The Ministry of Health, Wellness, Human Services and Gender Relations has spearheaded the all-important process of developing a traffic management plan for the National Healthcare Complex, located in Coubaril, off the Millennium Highway in Castries.
Through a partnership with the Ministry of Infrastructure, the Traffic Department of the Royal St Lucia Police Force (RSLPF), the Bureau of Standards and the National Council on Public Transport (NCOPT), the Ministry intends to use a number of measures in order to achieve improvements in traffic and road safety, as well as pedestrian accessibility.
Recently, representatives of the two partner Ministries conducted a site visit to commence investigative analyses and needs assessments for the formulation of the traffic plan, which spans the entire highway, from the Cul de Sac junction to the Bananes roundabout.
Project Engineer to the Healthcare Complex, Wendell Bernard, says that driver instruction will ideally start at both the northern and southern entrances of the roadway.
“We intend to implement, signage and road markings along the entire highway to ensure road users are well aware of the changes taking place. This is especially important where pedestrians are concerned, considering the expected increase in this type of traffic after commissioning of the hospital. Currently, there are limited driving instructions along the roadway and we want to get road users familiar with the new commands that will be instituted or enforced,” said Bernard.
For its part, the Ministry of Infrastructure will lead the recommendations on the methods for slowing down traffic upon approach of the complex, the appropriateness of the location of the bus stops and determining pedestrian accessibility. During the implementation phase, the Infrastructure Ministry’s input will also be critical.
“Through the development of this plan, we are being very cognizant of the need to allow for further development of the highway in future. This is where our partners in the Ministry of Infrastructure are vital, owing to the fact that they are part of the original architects of the roadway and are responsible for its maintenance,” said Bernard.
The collaboration between the two ministries and other agencies on this aspect of completing the Hospital is critical to ensuring all international standards and legislative regulations are adhered to in the process.
According to the Project’s Research Officer, Fabian Lewis, “all preparations for the adoption of a bus route for the complex have long been completed through the NCOPT.”

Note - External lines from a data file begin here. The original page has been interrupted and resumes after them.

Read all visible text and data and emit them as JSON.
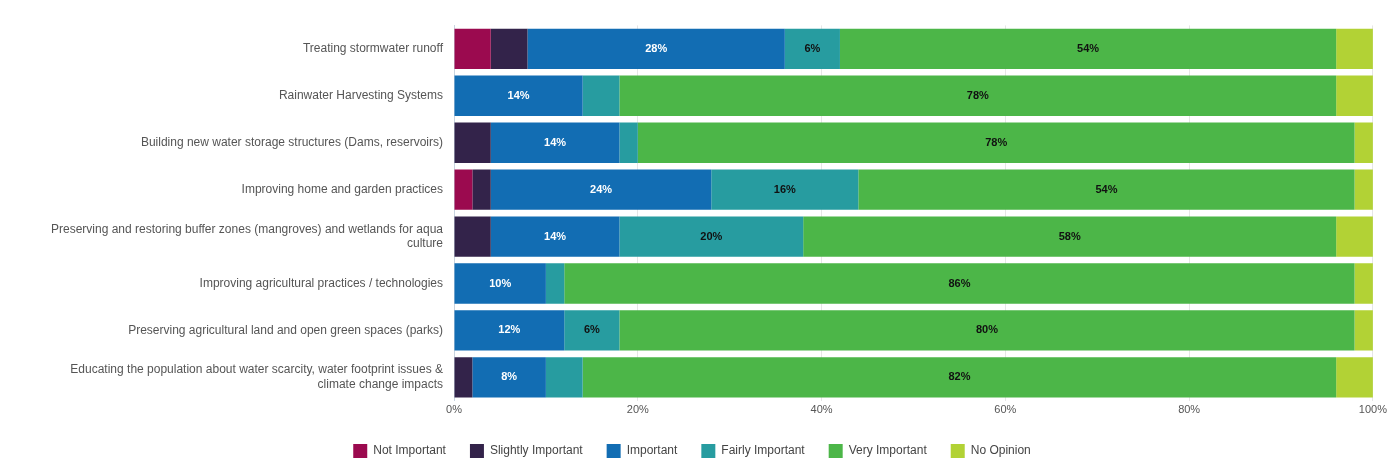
{
  "chart_data": {
    "type": "bar",
    "orientation": "horizontal",
    "stacked": true,
    "categories": [
      "Treating stormwater runoff",
      "Rainwater Harvesting Systems",
      "Building new water storage structures (Dams, reservoirs)",
      "Improving home and garden practices",
      "Preserving and restoring buffer zones (mangroves) and wetlands for aqua culture",
      "Improving agricultural practices / technologies",
      "Preserving agricultural land and open green spaces (parks)",
      "Educating the population about water scarcity, water footprint issues & climate change impacts"
    ],
    "series": [
      {
        "name": "Not Important",
        "color": "#9b0a4f",
        "values": [
          4,
          0,
          0,
          2,
          0,
          0,
          0,
          0
        ]
      },
      {
        "name": "Slightly Important",
        "color": "#33234a",
        "values": [
          4,
          0,
          4,
          2,
          4,
          0,
          0,
          2
        ]
      },
      {
        "name": "Important",
        "color": "#126db3",
        "values": [
          28,
          14,
          14,
          24,
          14,
          10,
          12,
          8
        ],
        "value_labels": [
          "28%",
          "14%",
          "14%",
          "24%",
          "14%",
          "10%",
          "12%",
          "8%"
        ]
      },
      {
        "name": "Fairly Important",
        "color": "#279ca0",
        "values": [
          6,
          4,
          2,
          16,
          20,
          2,
          6,
          4
        ],
        "value_labels": [
          "6%",
          null,
          null,
          "16%",
          "20%",
          null,
          "6%",
          null
        ]
      },
      {
        "name": "Very Important",
        "color": "#4cb648",
        "values": [
          54,
          78,
          78,
          54,
          58,
          86,
          80,
          82
        ],
        "value_labels": [
          "54%",
          "78%",
          "78%",
          "54%",
          "58%",
          "86%",
          "80%",
          "82%"
        ]
      },
      {
        "name": "No Opinion",
        "color": "#b2d235",
        "values": [
          4,
          4,
          2,
          2,
          4,
          2,
          2,
          4
        ]
      }
    ],
    "xlim": [
      0,
      100
    ],
    "xticks": [
      {
        "value": 0,
        "label": "0%"
      },
      {
        "value": 20,
        "label": "20%"
      },
      {
        "value": 40,
        "label": "40%"
      },
      {
        "value": 60,
        "label": "60%"
      },
      {
        "value": 80,
        "label": "80%"
      },
      {
        "value": 100,
        "label": "100%"
      }
    ],
    "grid": "x",
    "legend": "bottom"
  }
}
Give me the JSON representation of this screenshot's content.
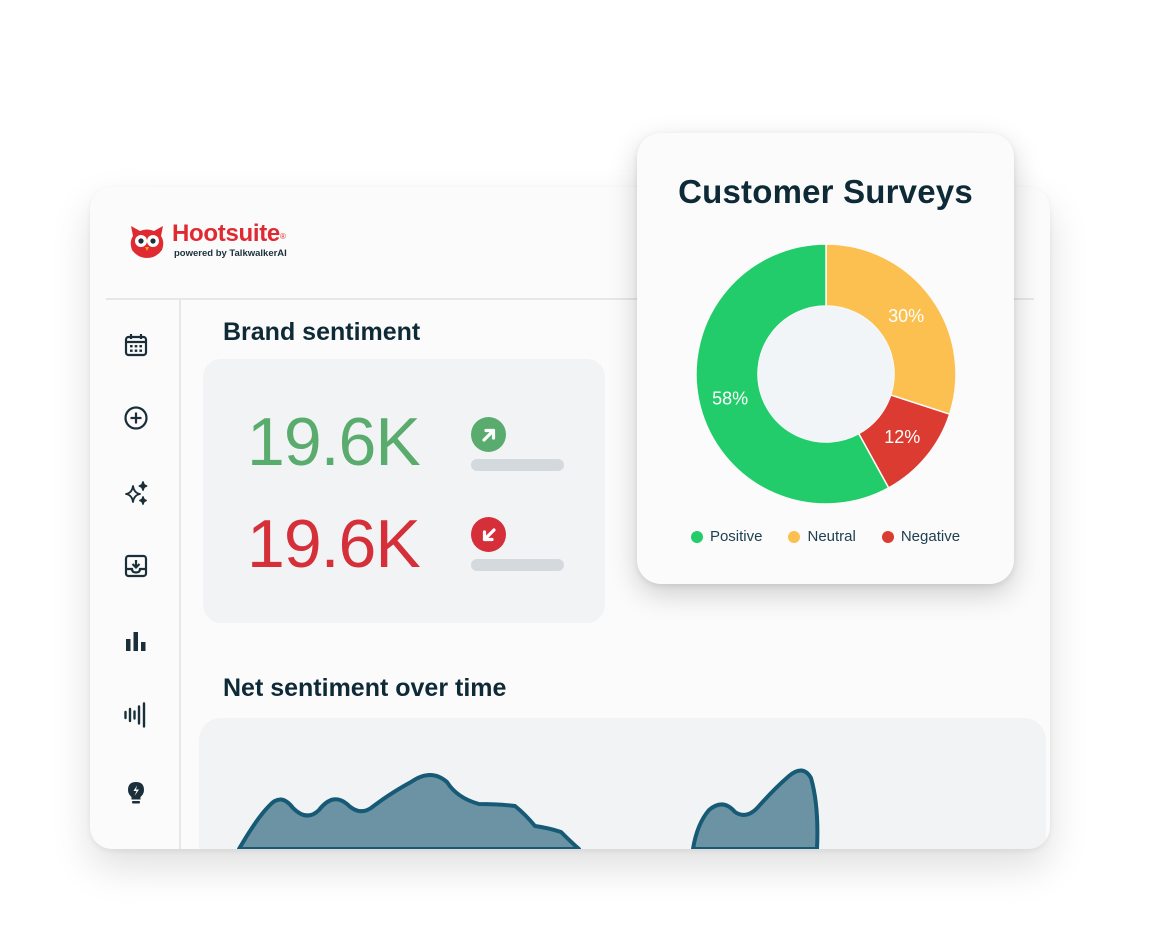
{
  "brand": {
    "name": "Hootsuite",
    "registered": "®",
    "subtitle": "powered by TalkwalkerAI",
    "color": "#e02a32"
  },
  "sidebar": {
    "items": [
      {
        "name": "calendar-icon"
      },
      {
        "name": "add-circle-icon"
      },
      {
        "name": "sparkles-icon"
      },
      {
        "name": "inbox-icon"
      },
      {
        "name": "bar-chart-icon"
      },
      {
        "name": "listening-bars-icon"
      },
      {
        "name": "lightbulb-icon"
      }
    ]
  },
  "brand_sentiment": {
    "title": "Brand sentiment",
    "positive": {
      "value": "19.6K",
      "trend": "up",
      "color": "#5aac6e"
    },
    "negative": {
      "value": "19.6K",
      "trend": "down",
      "color": "#d52f3a"
    }
  },
  "net_sentiment": {
    "title": "Net sentiment over time",
    "fill": "#6b93a3",
    "stroke": "#175a75"
  },
  "chart_data": {
    "type": "pie",
    "title": "Customer Surveys",
    "categories": [
      "Positive",
      "Neutral",
      "Negative"
    ],
    "values": [
      58,
      30,
      12
    ],
    "labels": [
      "58%",
      "30%",
      "12%"
    ],
    "colors": [
      "#22cc6a",
      "#fbc04f",
      "#db3b31"
    ],
    "donut": true,
    "legend": "bottom"
  }
}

“We want to ensure that all stakeholders for traffic management at the complex are consulted prior to implementation and that service delivery to the public is not adversely impacted. It is also necessary that our activities adhere to global standards and as a result, we are working closely with the Bureau of Standards in the process of constructing signage on the highway, as well as within the complex itself,” said Lewis.
The Ministry of Health is also investigating the feasibility of implementing a dedicated ambulance lane. Controlled access points and traffic management within the complex are also being determined. At every stage, the RSLPF’s Traffic Department is expected to approve the recommendations.
“The Ministry of Health is making certain that the adage ‘state of the art’ is applicable to every component of this complex. While the focus remains to improve the healthcare
system, we are very aware of the impact of complementary services on the delivery of quality care and this is why we are placing such emphasis on areas like traffic management,” said Lewis.